Theorem. Let $f : \mathbb{R} \to \mathbb{R}$ be of bounded variation. Then the followings are equivalent:

1. $\int_{\mathbb{R}} f(x) \, \mathrm{d}x $ converges absolutely.
2. $\sum_{k\in\mathbb{Z}} f(k)$ converges absolutely.

The proof of this result hinges on the following two observations:

1. If $f : \mathbb{R} \to \mathbb{R}$ is of bounded variation on all of $\mathbb{R}$, then both $$ f(\infty) = \lim_{x\to\infty} f(x) \qquad\text{and}\qquad f(-\infty) = \lim_{x\to-\infty} f(x) $$ converge. This is easily proved by noting that $|f(a) - f(b)| \leq V_{a}^{b}(f)$, where $a < b$ and $V_{a}^{b}(f)$ is the variation of $f$ on $[a, b]$.

2. For any integrable function $f$ on $[a, b]$, we have $$ \left| \int_{[a, b]} f(x) \, \mathrm{d}x - \sum_{k \in [a, b]\cap\mathbb{Z}} f(k) \right| \leq \frac{1}{2} (V_{a}^{b}(f) + |f(a)| + |f(b)|). $$

Answer 2

The claim does not hold, which is shown by the following counter-example (provided by @Mariano Suárez-Álvarez)

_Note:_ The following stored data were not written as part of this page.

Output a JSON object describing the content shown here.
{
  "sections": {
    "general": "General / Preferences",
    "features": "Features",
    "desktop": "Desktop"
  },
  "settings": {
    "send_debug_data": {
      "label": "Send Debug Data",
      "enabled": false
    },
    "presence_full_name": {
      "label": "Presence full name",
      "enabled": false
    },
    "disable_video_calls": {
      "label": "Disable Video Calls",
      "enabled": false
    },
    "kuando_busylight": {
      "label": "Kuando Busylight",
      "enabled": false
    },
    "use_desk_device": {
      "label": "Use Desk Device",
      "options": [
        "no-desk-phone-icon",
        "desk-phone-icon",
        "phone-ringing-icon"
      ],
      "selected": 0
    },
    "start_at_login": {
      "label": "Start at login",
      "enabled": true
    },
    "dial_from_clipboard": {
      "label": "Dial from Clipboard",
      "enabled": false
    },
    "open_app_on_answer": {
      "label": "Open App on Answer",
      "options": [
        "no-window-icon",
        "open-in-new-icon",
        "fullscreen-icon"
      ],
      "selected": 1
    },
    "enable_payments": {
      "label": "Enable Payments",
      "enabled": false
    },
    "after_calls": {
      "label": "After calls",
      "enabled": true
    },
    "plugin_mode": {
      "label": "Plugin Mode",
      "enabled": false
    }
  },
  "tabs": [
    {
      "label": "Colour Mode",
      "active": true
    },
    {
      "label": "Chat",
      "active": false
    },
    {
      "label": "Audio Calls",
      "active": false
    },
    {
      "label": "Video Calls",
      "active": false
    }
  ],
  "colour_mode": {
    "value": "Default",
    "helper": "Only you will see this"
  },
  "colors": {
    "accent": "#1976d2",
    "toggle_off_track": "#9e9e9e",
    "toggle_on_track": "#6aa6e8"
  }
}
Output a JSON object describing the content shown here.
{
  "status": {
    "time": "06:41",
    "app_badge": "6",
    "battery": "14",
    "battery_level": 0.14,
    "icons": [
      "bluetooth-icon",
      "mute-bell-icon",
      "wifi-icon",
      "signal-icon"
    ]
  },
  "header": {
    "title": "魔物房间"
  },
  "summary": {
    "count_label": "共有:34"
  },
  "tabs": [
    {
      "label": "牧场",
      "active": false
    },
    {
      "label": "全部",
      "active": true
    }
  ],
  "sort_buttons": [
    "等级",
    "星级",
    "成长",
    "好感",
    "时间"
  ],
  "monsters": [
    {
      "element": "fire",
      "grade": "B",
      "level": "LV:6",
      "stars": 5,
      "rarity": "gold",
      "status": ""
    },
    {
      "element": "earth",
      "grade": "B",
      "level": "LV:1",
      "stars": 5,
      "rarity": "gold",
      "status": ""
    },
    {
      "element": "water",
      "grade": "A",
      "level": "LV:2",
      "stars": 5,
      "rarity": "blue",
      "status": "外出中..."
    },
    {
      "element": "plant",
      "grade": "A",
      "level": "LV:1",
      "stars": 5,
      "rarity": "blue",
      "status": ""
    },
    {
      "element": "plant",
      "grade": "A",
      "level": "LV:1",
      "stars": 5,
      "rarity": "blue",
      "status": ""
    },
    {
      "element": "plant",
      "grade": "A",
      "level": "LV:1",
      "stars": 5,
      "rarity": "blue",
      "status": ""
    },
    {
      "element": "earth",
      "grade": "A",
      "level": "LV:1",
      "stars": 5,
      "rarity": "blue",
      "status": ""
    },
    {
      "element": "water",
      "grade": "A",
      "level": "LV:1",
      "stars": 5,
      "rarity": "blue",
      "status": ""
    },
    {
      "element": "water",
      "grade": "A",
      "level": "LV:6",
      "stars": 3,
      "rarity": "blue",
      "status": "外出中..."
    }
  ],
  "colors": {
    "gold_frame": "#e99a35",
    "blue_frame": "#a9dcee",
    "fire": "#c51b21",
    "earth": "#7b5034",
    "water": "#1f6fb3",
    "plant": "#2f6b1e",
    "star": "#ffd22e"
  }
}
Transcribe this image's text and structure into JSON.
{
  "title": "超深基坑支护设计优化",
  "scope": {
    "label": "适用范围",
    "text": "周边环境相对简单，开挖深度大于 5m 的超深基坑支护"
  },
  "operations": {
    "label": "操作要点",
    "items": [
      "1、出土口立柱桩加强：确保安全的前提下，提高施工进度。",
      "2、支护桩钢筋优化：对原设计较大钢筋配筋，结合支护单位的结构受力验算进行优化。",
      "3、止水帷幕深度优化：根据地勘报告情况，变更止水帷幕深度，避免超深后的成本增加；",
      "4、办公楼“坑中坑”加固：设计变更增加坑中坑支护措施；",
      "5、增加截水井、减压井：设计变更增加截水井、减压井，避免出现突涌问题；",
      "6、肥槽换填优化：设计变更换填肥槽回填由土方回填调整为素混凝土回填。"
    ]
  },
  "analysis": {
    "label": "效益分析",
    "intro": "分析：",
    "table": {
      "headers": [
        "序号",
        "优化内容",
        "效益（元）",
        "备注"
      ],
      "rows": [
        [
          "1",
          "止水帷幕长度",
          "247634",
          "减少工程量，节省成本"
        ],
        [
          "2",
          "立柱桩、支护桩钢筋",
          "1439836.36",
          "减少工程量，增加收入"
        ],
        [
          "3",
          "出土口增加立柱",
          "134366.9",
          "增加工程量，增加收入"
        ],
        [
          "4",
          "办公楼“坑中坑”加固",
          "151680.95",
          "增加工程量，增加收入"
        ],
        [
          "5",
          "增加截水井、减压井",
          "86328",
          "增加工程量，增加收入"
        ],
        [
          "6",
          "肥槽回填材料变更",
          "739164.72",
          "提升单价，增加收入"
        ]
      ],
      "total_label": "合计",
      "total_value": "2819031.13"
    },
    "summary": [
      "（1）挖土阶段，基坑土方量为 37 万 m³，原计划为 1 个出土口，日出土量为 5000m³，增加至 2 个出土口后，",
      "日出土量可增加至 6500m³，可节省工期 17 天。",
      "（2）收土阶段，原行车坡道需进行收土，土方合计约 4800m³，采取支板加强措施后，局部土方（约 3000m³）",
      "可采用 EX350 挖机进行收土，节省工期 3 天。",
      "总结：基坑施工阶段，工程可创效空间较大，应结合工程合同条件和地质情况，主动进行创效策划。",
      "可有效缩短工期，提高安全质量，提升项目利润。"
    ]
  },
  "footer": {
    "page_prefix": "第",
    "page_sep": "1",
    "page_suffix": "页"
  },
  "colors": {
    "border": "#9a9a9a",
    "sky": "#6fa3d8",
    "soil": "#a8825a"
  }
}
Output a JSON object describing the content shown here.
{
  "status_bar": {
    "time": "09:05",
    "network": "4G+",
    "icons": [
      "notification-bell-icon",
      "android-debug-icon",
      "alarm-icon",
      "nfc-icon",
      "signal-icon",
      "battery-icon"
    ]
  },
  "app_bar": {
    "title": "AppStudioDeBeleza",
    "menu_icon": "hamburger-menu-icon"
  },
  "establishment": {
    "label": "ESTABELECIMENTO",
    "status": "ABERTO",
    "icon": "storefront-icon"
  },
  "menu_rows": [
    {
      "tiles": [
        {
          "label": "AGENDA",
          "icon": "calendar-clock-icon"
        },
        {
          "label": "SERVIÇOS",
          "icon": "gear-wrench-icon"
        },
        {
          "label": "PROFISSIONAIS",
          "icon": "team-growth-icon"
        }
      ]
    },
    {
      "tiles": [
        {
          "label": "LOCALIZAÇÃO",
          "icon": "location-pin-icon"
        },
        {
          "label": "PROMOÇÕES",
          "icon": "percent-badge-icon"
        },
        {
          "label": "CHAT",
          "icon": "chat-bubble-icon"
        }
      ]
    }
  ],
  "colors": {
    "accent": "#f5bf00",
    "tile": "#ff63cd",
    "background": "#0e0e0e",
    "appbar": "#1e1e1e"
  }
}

Define the "triangle function" $\tilde{f}:[0,\infty) \to \mathbb{R}$ by $$ f(x) = \begin{cases} 1 & x\in \mathbb{Z} \\ 0 & n-1+\frac{1}{2^{n}}\leq x\leq n-\frac{1}{2^{n+1}} \\ \text{linear} & \text{otherwise} \end{cases} \ $$ and let $f:\mathbb{R}\to \mathbb{R}$ be the symmetric extension of $\tilde{f}$ to the whole real line. Then the integral of $f$ is given by the sum of the area of the triangles,

$$ \int_{\mathbb{R}}f \ dm=\frac{1}{2}+2\frac{1}{2}\cdot\sum_{n = 1}^{\infty}\frac{1}{2^n}< \infty$$

On the other hand, if $x=0$, then $\sum_{k \in \mathbb{Z}}f(x+k)=\sum_{k \in \mathbb{Z}}f(k)=\sum_{k \in \mathbb{Z}}1=\infty$